Texture synthesis that doesn't require an art degree
A CLI and Python library for generating photo-realistic texture variations using deep learning, aimed at computer graphics workflows.

What it does
texturize takes a source image—grass, gravel, dirt—and generates new textures that match it. You can remix a single texture into variations, remake one texture in the style of another, mashup multiple sources, or enhance resolution using a higher-quality example. It’s built for 3D artists and graphics programmers who need more texture tiles without hand-painting them.
The interesting bit
The synthesis uses a hybrid approach: convolutional networks plus example-based optimization, processed in coarse-to-fine octaves.
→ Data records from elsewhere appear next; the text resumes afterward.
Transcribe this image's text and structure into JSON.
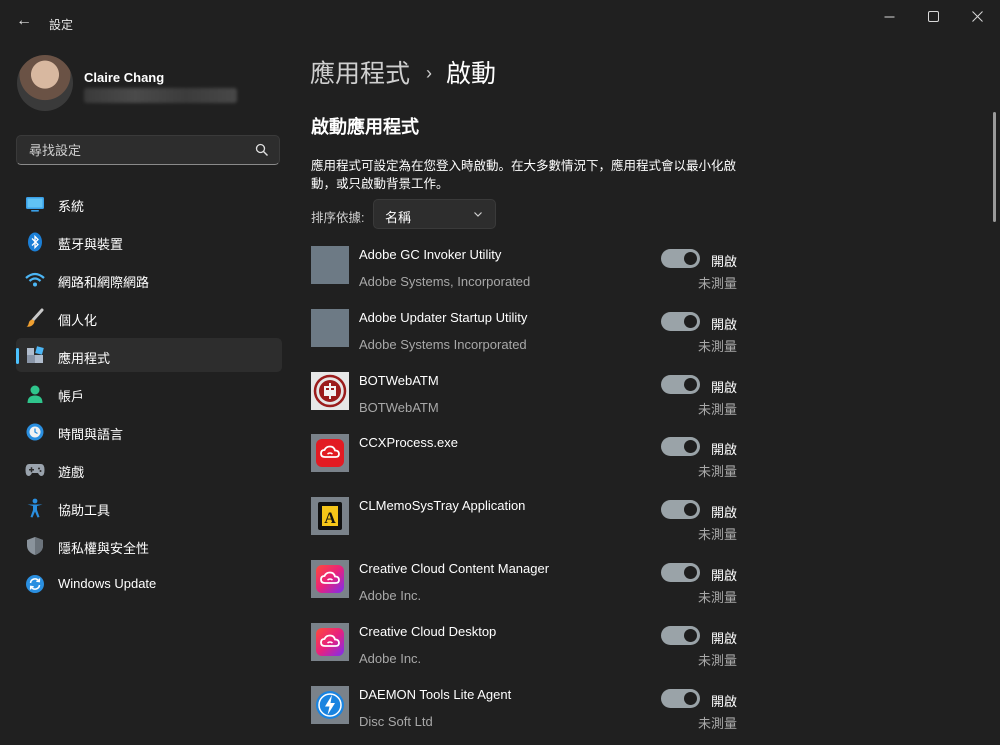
{
  "window": {
    "title": "設定",
    "back_glyph": "←",
    "minimize_glyph": "—",
    "close_glyph": "✕"
  },
  "profile": {
    "name": "Claire Chang"
  },
  "search": {
    "placeholder": "尋找設定"
  },
  "sidebar": {
    "items": [
      {
        "label": "系統",
        "icon": "monitor-icon"
      },
      {
        "label": "藍牙與裝置",
        "icon": "bluetooth-icon"
      },
      {
        "label": "網路和網際網路",
        "icon": "wifi-icon"
      },
      {
        "label": "個人化",
        "icon": "brush-icon"
      },
      {
        "label": "應用程式",
        "icon": "apps-icon",
        "selected": true
      },
      {
        "label": "帳戶",
        "icon": "person-icon"
      },
      {
        "label": "時間與語言",
        "icon": "clock-globe-icon"
      },
      {
        "label": "遊戲",
        "icon": "gamepad-icon"
      },
      {
        "label": "協助工具",
        "icon": "accessibility-icon"
      },
      {
        "label": "隱私權與安全性",
        "icon": "shield-icon"
      },
      {
        "label": "Windows Update",
        "icon": "update-icon"
      }
    ]
  },
  "breadcrumb": {
    "parent": "應用程式",
    "separator": "›",
    "current": "啟動"
  },
  "main": {
    "section_title": "啟動應用程式",
    "description": "應用程式可設定為在您登入時啟動。在大多數情況下，應用程式會以最小化啟動，或只啟動背景工作。",
    "sort_label": "排序依據:",
    "sort_value": "名稱"
  },
  "apps": [
    {
      "name": "Adobe GC Invoker Utility",
      "publisher": "Adobe Systems, Incorporated",
      "state": "開啟",
      "impact": "未測量",
      "icon": "placeholder-icon"
    },
    {
      "name": "Adobe Updater Startup Utility",
      "publisher": "Adobe Systems Incorporated",
      "state": "開啟",
      "impact": "未測量",
      "icon": "placeholder-icon"
    },
    {
      "name": "BOTWebATM",
      "publisher": "BOTWebATM",
      "state": "開啟",
      "impact": "未測量",
      "icon": "botwebatm-icon"
    },
    {
      "name": "CCXProcess.exe",
      "publisher": "",
      "state": "開啟",
      "impact": "未測量",
      "icon": "creative-cloud-red-icon"
    },
    {
      "name": "CLMemoSysTray Application",
      "publisher": "",
      "state": "開啟",
      "impact": "未測量",
      "icon": "clmemo-icon"
    },
    {
      "name": "Creative Cloud Content Manager",
      "publisher": "Adobe Inc.",
      "state": "開啟",
      "impact": "未測量",
      "icon": "creative-cloud-icon"
    },
    {
      "name": "Creative Cloud Desktop",
      "publisher": "Adobe Inc.",
      "state": "開啟",
      "impact": "未測量",
      "icon": "creative-cloud-icon"
    },
    {
      "name": "DAEMON Tools Lite Agent",
      "publisher": "Disc Soft Ltd",
      "state": "開啟",
      "impact": "未測量",
      "icon": "daemon-tools-icon"
    }
  ]
}
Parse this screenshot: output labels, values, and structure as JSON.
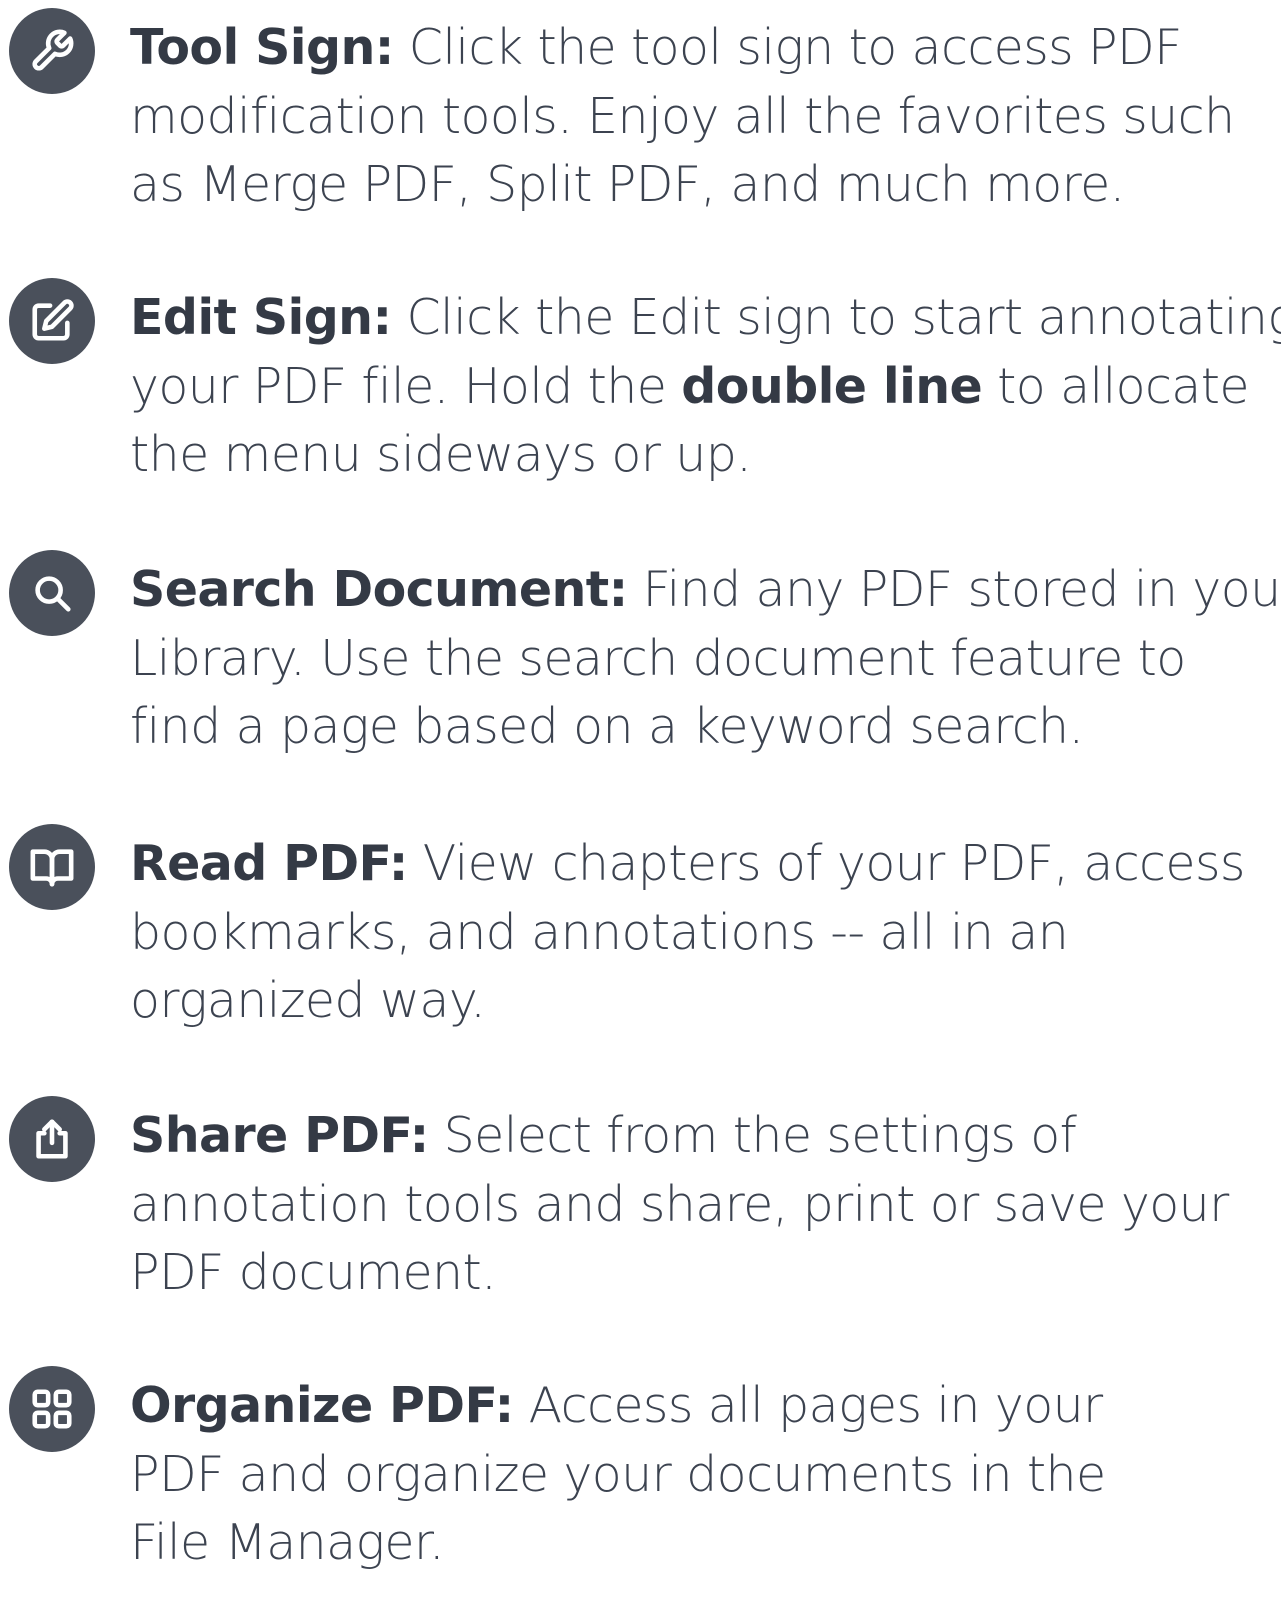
{
  "features": [
    {
      "icon": "wrench-icon",
      "title": "Tool Sign:",
      "lines": [
        " Click the tool sign to access PDF",
        "modification tools. Enjoy all the favorites such",
        "as Merge PDF, Split PDF, and much more."
      ]
    },
    {
      "icon": "edit-icon",
      "title": "Edit Sign:",
      "line1": " Click the Edit sign to start annotating",
      "line2_before": "your PDF file. Hold the ",
      "line2_bold": "double line",
      "line2_after": " to allocate",
      "line3": "the menu sideways or up."
    },
    {
      "icon": "search-icon",
      "title": "Search Document:",
      "lines": [
        " Find any PDF stored in your",
        "Library. Use the search document feature to",
        "find a page based on a keyword search."
      ]
    },
    {
      "icon": "book-icon",
      "title": "Read PDF:",
      "lines": [
        " View chapters of your PDF, access",
        "bookmarks, and annotations --  all in an",
        "organized way."
      ]
    },
    {
      "icon": "share-icon",
      "title": "Share PDF:",
      "lines": [
        " Select from the settings of",
        "annotation tools and share, print or save your",
        "PDF document."
      ]
    },
    {
      "icon": "grid-icon",
      "title": "Organize PDF:",
      "lines": [
        " Access all pages in your",
        "PDF and organize your documents in the",
        "File Manager."
      ]
    }
  ]
}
The library exposes both a command-line tool and a Python API that streams results octave-by-octave, which lets you bail out early or iterate on partial outputs.
Key highlights
- Four commands:
remix,remake,mashup,enhance - GPU (CUDA) or CPU, with float16/float32 precision control
- Configurable quality levels, output size, and random seed for reproducibility
- Colab notebooks for gravel and grass demos—no local install required
- AGPL license; installable via PyPI or Conda with provided setup scripts
Caveats
- PBR material support is listed as “soon” in the description, not yet implemented
- The README claims it’s “building as the highest-quality open source library available”—a self-assessment without external benchmarks cited
- Demo materials are BY-NC-SA licensed, which may complicate commercial use of examples
Verdict
Worth a look if you’re doing procedural content generation, game asset pipelines, or need to expand texture libraries without manual work. Skip if you need PBR workflows today or want a polished GUI; this is a research-grade tool with a CLI-first interface.